Но кое-что останется: крошечное зернышко бытия, достаточное количество разума для осознания собственного существования. Достаточное количество разума для оценки окружающей среды, для получения некоего подобия удовольствия и удовлетворения от выполнения работы, не важно, насколько бессмысленной. У него даже не возникнет нужды покидать бассейн. Солнечные батареи обеспечат его всей необходимой энергией. Он никогда не состарится, никогда не заболеет. Другие машины будут заботиться об этом острове, защищать бассейн и его молчаливого, медленно движущегося пловца от воздействия погоды и времени.
Пройдут столетия.
Тысячи лет, затем миллионы.
Что потом — можно только гадать. Но одно я знаю наверняка: Займе никогда не наскучит его работа. Его разум утратил способность испытывать скуку. Он обратился в чистое действие. Если он и получает какую-либо радость от плавания в бассейне, то это почти бессмысленная эйфория опыляющего растение насекомого. Этого ему достаточно. Этого ему было достаточно в том бассейне в Калифорнии, и этого ему достаточно теперь, спустя тысячу лет, в этом же самом бассейне, но в другом мире, рядом с другим солнцем, в отдаленной части той же самой Галактики.
Что же касается меня…
Как оказалось, из нашей встречи на острове я запомнила больше, чем имела право запомнить. Хотите — верьте, хотите — нет, но, как выяснилось, я не нуждалась в ментальных костылях своей ИП настолько сильно, как мне казалось. Займа был прав: я позволила своей жизни стать предсказуемой, расписала ее по плану. На закате всегда красное вино и никогда — белое. На борту светового лайнера дальнего следования, в клинике, мне установили набор нейронных расширителей памяти, который послужит мне ближайшие лет четыреста — пятьсот. Однажды мне потребуется иное решение, но этот мнемонический мостик я перейду, когда доберусь до него. Последнее, что я сделала перед тем, как отказалась от ИП, — скопировала ее наблюдения в гулкие пространства моей расширенной памяти. События все еще не кажутся произошедшими со мной лично, но с каждым новым воспоминанием становится лучше и лучше. Они изменяются и смягчаются, и их заголовки выделяются несколько ярче. Подозреваю, они становятся чуть менее точными с каждым мигом воспоминания, но, кажется, как и сказал Займа, в этом весь смысл.
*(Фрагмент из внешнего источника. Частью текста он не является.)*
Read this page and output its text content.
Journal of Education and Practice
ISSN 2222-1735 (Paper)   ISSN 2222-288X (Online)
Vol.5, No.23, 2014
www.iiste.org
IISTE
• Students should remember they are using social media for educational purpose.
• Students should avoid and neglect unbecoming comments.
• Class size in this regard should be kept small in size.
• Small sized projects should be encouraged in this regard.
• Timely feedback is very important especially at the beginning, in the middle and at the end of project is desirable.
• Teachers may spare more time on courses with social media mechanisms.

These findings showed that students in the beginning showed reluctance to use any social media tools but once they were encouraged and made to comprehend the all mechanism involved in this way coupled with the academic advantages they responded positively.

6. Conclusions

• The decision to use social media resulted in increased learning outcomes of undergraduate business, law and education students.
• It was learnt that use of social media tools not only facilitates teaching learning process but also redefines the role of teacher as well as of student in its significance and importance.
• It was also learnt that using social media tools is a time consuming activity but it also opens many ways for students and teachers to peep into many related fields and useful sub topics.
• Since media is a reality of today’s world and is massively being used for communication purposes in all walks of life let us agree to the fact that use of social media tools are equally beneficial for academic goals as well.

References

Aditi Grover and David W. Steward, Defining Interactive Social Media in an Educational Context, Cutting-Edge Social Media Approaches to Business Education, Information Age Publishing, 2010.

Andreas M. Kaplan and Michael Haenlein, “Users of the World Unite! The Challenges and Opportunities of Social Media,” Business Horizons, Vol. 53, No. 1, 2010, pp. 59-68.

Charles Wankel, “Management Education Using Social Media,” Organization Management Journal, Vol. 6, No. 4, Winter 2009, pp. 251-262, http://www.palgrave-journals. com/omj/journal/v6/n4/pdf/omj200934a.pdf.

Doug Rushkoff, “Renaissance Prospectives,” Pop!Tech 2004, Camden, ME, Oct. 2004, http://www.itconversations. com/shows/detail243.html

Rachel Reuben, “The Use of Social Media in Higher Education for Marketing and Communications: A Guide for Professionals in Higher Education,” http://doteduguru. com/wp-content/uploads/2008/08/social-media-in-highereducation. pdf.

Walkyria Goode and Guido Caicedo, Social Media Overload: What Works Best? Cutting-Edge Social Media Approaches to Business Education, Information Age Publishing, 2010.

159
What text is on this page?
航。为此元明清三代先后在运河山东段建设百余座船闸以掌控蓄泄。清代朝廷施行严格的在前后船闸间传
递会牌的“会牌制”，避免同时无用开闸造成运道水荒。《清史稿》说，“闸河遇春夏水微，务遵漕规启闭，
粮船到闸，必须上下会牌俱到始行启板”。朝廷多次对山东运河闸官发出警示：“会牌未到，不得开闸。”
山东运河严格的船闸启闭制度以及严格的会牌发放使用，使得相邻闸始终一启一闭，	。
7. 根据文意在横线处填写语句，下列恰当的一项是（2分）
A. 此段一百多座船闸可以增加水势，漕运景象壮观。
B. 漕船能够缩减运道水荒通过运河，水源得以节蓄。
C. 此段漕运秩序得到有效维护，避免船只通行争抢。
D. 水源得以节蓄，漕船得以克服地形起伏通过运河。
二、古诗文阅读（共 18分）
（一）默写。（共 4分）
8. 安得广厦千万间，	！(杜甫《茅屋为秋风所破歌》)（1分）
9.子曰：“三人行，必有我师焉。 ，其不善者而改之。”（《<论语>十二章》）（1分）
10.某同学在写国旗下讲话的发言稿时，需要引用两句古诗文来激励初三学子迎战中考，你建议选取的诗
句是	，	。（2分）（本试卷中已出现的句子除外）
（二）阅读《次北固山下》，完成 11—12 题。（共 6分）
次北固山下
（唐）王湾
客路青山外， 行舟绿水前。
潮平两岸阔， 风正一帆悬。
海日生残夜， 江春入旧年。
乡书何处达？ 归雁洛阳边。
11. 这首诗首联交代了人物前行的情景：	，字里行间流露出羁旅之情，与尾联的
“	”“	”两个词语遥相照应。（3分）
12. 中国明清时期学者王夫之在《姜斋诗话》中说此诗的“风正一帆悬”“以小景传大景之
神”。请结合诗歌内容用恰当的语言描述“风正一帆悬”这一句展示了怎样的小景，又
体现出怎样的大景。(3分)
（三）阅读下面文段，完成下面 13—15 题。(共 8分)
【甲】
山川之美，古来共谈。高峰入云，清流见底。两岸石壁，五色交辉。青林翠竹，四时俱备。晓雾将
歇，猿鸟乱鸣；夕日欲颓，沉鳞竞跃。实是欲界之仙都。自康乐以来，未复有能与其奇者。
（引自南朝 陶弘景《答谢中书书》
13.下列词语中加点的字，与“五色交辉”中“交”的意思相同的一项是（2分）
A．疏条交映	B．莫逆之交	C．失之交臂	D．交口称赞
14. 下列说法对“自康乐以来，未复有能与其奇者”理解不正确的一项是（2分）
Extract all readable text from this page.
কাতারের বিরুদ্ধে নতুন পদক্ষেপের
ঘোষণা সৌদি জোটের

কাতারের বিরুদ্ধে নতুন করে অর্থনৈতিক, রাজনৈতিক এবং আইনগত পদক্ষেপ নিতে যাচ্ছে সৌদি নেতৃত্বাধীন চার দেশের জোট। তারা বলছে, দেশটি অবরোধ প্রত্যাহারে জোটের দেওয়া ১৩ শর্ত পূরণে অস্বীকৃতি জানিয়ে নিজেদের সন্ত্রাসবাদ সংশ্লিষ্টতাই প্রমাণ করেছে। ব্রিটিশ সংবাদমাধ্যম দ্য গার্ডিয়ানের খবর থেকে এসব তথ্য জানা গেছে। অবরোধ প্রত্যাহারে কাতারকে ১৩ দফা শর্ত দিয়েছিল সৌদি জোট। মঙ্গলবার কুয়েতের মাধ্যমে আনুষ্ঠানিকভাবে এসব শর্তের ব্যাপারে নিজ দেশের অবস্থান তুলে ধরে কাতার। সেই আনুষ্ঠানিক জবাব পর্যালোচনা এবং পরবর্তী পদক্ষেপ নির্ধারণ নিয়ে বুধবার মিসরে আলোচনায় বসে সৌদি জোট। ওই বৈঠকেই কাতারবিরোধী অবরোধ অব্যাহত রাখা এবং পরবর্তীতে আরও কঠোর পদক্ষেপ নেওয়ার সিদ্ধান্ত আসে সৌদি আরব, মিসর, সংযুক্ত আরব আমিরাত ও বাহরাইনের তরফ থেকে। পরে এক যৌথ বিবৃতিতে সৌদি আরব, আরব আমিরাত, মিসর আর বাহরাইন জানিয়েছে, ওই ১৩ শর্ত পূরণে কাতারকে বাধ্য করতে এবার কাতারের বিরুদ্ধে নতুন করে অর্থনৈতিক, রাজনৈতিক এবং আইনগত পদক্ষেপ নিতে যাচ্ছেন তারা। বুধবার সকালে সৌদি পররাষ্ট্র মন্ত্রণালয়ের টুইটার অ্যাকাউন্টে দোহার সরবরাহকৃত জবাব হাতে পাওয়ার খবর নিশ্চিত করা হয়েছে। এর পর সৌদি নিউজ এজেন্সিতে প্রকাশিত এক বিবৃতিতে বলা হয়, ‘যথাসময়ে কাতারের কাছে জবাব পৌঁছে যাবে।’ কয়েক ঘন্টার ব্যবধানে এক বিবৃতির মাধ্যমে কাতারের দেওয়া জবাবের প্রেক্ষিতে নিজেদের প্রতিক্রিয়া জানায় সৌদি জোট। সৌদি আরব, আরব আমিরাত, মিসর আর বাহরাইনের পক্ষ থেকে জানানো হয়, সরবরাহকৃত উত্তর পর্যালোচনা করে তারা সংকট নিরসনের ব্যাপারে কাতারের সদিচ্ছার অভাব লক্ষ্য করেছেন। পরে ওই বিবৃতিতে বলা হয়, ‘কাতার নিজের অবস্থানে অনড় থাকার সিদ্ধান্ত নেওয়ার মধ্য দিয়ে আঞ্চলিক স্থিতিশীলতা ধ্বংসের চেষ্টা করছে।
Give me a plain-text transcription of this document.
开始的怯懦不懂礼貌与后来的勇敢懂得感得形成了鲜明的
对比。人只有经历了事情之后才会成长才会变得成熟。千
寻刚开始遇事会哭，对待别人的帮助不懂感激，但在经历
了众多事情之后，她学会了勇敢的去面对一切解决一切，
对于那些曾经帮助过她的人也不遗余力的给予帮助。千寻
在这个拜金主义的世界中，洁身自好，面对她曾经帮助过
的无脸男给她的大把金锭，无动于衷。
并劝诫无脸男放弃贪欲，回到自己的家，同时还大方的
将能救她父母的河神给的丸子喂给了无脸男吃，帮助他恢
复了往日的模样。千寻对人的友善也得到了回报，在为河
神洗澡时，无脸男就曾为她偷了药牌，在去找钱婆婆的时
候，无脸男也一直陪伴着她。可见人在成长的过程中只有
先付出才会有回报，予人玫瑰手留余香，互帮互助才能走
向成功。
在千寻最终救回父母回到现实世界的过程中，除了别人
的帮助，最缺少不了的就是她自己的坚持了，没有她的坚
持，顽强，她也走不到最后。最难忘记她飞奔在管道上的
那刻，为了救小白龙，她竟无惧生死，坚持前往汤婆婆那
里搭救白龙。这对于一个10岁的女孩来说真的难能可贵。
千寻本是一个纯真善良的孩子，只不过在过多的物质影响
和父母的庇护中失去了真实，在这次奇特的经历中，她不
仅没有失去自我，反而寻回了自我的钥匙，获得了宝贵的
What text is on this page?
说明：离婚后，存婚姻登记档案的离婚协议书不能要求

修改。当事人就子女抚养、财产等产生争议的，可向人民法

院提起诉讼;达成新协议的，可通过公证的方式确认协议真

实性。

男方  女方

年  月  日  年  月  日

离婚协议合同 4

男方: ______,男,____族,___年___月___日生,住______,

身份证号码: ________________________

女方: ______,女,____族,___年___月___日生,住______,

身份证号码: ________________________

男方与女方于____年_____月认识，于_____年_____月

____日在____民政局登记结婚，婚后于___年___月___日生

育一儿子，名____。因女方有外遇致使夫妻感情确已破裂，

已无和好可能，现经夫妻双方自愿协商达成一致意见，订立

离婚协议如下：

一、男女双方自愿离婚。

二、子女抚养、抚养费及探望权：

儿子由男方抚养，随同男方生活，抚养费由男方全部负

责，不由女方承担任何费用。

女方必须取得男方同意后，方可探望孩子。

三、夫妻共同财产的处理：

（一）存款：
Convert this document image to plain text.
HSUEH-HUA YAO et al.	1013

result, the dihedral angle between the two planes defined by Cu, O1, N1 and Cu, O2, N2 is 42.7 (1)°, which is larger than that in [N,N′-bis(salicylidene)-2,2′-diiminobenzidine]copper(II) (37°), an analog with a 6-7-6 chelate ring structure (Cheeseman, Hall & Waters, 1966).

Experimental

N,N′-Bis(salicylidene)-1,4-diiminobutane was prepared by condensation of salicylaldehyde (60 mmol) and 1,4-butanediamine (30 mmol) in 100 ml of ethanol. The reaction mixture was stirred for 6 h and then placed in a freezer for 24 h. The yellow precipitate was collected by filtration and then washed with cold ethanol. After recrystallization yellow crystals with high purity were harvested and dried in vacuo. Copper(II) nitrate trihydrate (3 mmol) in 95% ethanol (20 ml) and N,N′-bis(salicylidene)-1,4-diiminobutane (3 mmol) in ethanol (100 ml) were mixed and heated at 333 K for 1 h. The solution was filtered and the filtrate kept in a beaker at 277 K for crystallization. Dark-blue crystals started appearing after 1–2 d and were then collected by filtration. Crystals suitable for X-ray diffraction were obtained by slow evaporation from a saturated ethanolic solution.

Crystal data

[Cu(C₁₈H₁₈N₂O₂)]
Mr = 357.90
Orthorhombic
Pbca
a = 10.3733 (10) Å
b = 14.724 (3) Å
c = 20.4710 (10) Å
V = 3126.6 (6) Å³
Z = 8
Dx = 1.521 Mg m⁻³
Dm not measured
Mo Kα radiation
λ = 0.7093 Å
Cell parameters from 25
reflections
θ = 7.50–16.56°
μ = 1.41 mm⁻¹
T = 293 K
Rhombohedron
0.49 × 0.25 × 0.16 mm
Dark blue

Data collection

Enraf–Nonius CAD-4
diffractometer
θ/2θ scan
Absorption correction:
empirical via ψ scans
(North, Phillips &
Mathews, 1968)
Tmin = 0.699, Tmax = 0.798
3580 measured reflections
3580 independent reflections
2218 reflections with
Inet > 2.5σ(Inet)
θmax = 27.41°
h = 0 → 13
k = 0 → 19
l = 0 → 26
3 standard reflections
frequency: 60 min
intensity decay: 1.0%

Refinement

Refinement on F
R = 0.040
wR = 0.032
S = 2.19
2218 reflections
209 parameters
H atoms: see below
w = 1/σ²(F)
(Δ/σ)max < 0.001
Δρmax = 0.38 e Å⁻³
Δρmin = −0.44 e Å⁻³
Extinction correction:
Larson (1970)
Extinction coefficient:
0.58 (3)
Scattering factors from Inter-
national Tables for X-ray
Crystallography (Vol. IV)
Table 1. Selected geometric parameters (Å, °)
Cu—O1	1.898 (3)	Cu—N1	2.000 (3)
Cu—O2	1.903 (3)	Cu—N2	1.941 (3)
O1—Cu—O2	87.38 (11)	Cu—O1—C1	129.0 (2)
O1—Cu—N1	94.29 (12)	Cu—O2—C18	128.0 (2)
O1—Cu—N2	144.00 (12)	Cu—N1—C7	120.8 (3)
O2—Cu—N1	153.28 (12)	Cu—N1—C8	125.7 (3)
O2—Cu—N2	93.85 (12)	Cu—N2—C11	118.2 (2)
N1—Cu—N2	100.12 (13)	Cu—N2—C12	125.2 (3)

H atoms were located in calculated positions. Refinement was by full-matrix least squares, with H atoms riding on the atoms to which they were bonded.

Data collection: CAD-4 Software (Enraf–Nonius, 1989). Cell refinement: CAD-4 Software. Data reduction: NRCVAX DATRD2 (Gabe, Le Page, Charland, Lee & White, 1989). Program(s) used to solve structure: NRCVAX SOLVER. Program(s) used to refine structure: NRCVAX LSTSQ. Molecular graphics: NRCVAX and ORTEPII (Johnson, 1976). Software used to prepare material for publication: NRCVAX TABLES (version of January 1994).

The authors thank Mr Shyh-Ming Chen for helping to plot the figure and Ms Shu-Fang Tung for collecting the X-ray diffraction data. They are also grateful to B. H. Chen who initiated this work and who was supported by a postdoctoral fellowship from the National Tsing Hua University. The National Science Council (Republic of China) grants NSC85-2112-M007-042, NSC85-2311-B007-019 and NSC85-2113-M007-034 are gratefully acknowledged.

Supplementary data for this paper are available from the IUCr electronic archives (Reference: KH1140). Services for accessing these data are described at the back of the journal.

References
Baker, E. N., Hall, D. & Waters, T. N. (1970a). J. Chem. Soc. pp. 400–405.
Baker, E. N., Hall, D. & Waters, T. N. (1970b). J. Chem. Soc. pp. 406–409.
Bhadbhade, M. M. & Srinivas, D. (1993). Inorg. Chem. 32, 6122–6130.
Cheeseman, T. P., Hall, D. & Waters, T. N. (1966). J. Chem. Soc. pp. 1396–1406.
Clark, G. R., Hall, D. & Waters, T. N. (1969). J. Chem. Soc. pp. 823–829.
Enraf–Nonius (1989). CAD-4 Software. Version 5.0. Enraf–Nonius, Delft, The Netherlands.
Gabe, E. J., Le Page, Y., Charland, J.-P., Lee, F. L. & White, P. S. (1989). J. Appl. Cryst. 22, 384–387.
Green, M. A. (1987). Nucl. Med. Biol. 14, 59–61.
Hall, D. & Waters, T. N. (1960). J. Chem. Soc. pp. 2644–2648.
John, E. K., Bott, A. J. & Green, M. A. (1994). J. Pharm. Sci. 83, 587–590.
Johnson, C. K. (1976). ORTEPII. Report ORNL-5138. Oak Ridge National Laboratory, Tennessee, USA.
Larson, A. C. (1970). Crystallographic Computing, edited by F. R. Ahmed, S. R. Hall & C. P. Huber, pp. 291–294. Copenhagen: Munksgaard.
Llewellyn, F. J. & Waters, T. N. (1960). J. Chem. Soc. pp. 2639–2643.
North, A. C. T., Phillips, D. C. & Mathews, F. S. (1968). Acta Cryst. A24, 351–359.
Теперь я понимаю, почему он говорил со мной. Не только из-за того, как я обращаюсь с биографическим материалом. Он просто хотел помочь кому-нибудь двигаться дальше, прежде чем остановился сам.
В итоге я отыскала способ продать его историю, и я продала ее своей первой газете, «Марсианскому вестнику». Было приятно снова оказаться на старой планете, особенно теперь, когда ее передвинули на более теплую орбиту.
Все это случилось много лет назад. Но, как ни странно, я все еще не расстаюсь с Займой.
Раз в двадцать лет я запрыгиваю в световой дальнего следования лайнер на Муржек, спускаюсь на улицы той сверкающей белой аватары Венеции, сажусь в корабль, идущий на остров, и присоединяюсь к кучке других праздных зевак, раскиданных по трибунам. Те, кто приезжает сюда, должно быть, как и я, чувствуют, что у художника еще есть кое-что в запасе… один, последний сюрприз. Они уже читали мою статью, большинство из них, поэтому они знают, что означает эта медленно проплывающая фигура… хотя все-таки валом сюда не валят. На трибунах всегда пустовато и грустно, даже в хороший день. Однако я никогда не видела, чтобы они были совершенно пусты, и в этом мне видится некий завет. Некоторые люди его понимают. Большинство не поймут никогда.